This sermon excerpt is taken from a sermon given on June 12, 1932 called “Risen with Christ.” It is on Colossians 3:1-4 :

If then you have been raised with Christ, seek the things that are above, where Christ is, seated at the right hand of God. Set your minds on things that are above, not on things that are on earth. For you have died, and your life is hidden with Christ in God. When Christ who is your life appears, then you also will appear with him in glory.

“Dear congregation, that is certainly an extremely off-putting way to start a conversation with a person: Since you have been raised with Christ, do this and that. We have been baptized. We have been confirmed. There were times when we felt like opening the Bible. We are interested in various religious questions. Maybe we even stand by our church with loyalty and love. And finally, after all: we live in a world that over the last one and a half to two thousand years under the name of Jesus Christ has developed as a Christian world. And nevertheless: if anyone tried to start a conversation with us by just speaking to us about the fact that we have been raised with Christ, we would probably prefer not to continue to speak with them.

One need only walk through the streets, look at the people, and ask yourself whether they accept this premise and live their lives on the basis of it, in order to see that what we call Christianity is, in human terms, hopelessly in need, that it is greatly impoverished, whether the churches are filled to overflowing as in America or almost empty as in much of Germany.

Our fathers still said, “In the name of God, Amen.” They still lived under the illusion that with that, they had said something that everyone had in common, that was an obligation to them all, that bound them all together. But they probably never allowed this “In the name of God, Amen” to become too dangerous, too disturbing, too revolutionary.

And why should they? This opening, this premise, could just as well mean everything as nothing. Having said these words, one could confidently draw the line and just go on, unworried and unswerving, and in the name of humankind make decisions and decrees and pass statutes, whatever one thought was good and whatever one liked. One went one’s way in complete freedom, with the name of God harmlessly backing one up and the earthly well-being of human beings in view.

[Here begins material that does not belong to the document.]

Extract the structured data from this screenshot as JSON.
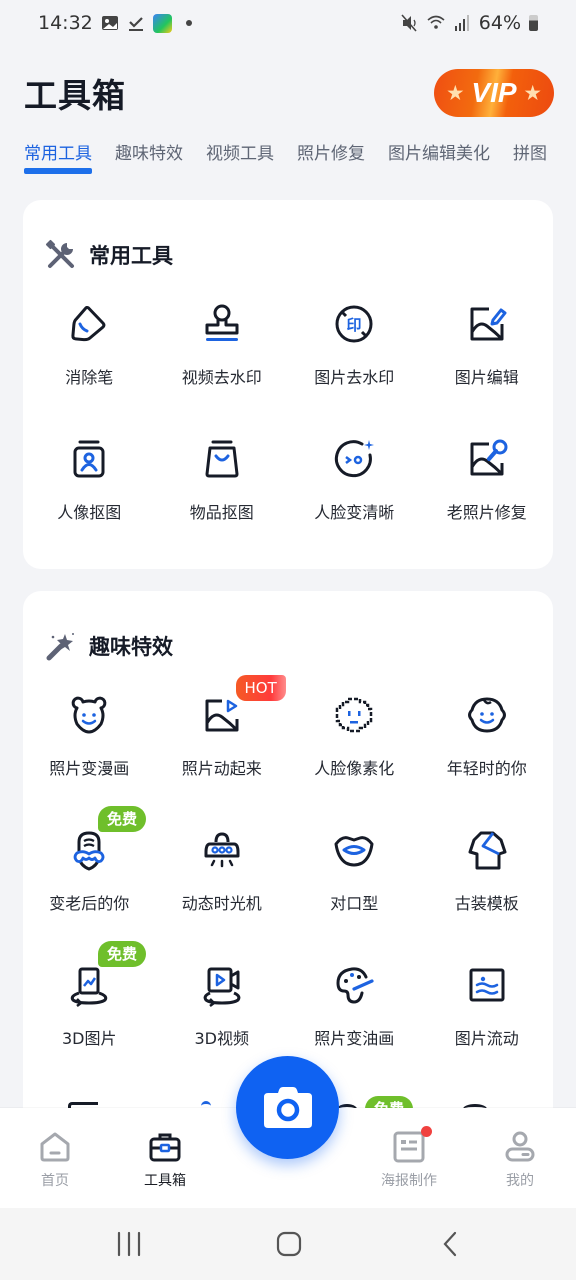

Perhaps at first we are intoxicated by this grandiose prospect; we feel drunk in this gigantic freedom, without God and without hope, without a goal and without restraint, rushing violently ahead into chaos. Even the greatest futility can be intensified into pathos and art, into life and motivation. But as soon as we stop, sober up from our intoxication, come to our senses, it becomes unbelievably empty inside us: “Do you not taste the cup of nothingness, that dark drink?” And now what, what do we want now? Do we want to survive another crisis and then die, or what do we really want? We are told: “I have been through too much, I cannot be without religion anymore”; and that probably means: I have already looked too deeply into nothingness to be able to stand being in it any longer. So go back – but back to where? We read that a government issues a proclamation that a whole nation should be rescued from collapse – by the Christian worldview. So we are all fleeing, individuals and nations, fleeing from an incomprehensible last collapse. “In the name of God, Amen” is to be used again. Religion is to be cultivated again and a Christian worldview spread.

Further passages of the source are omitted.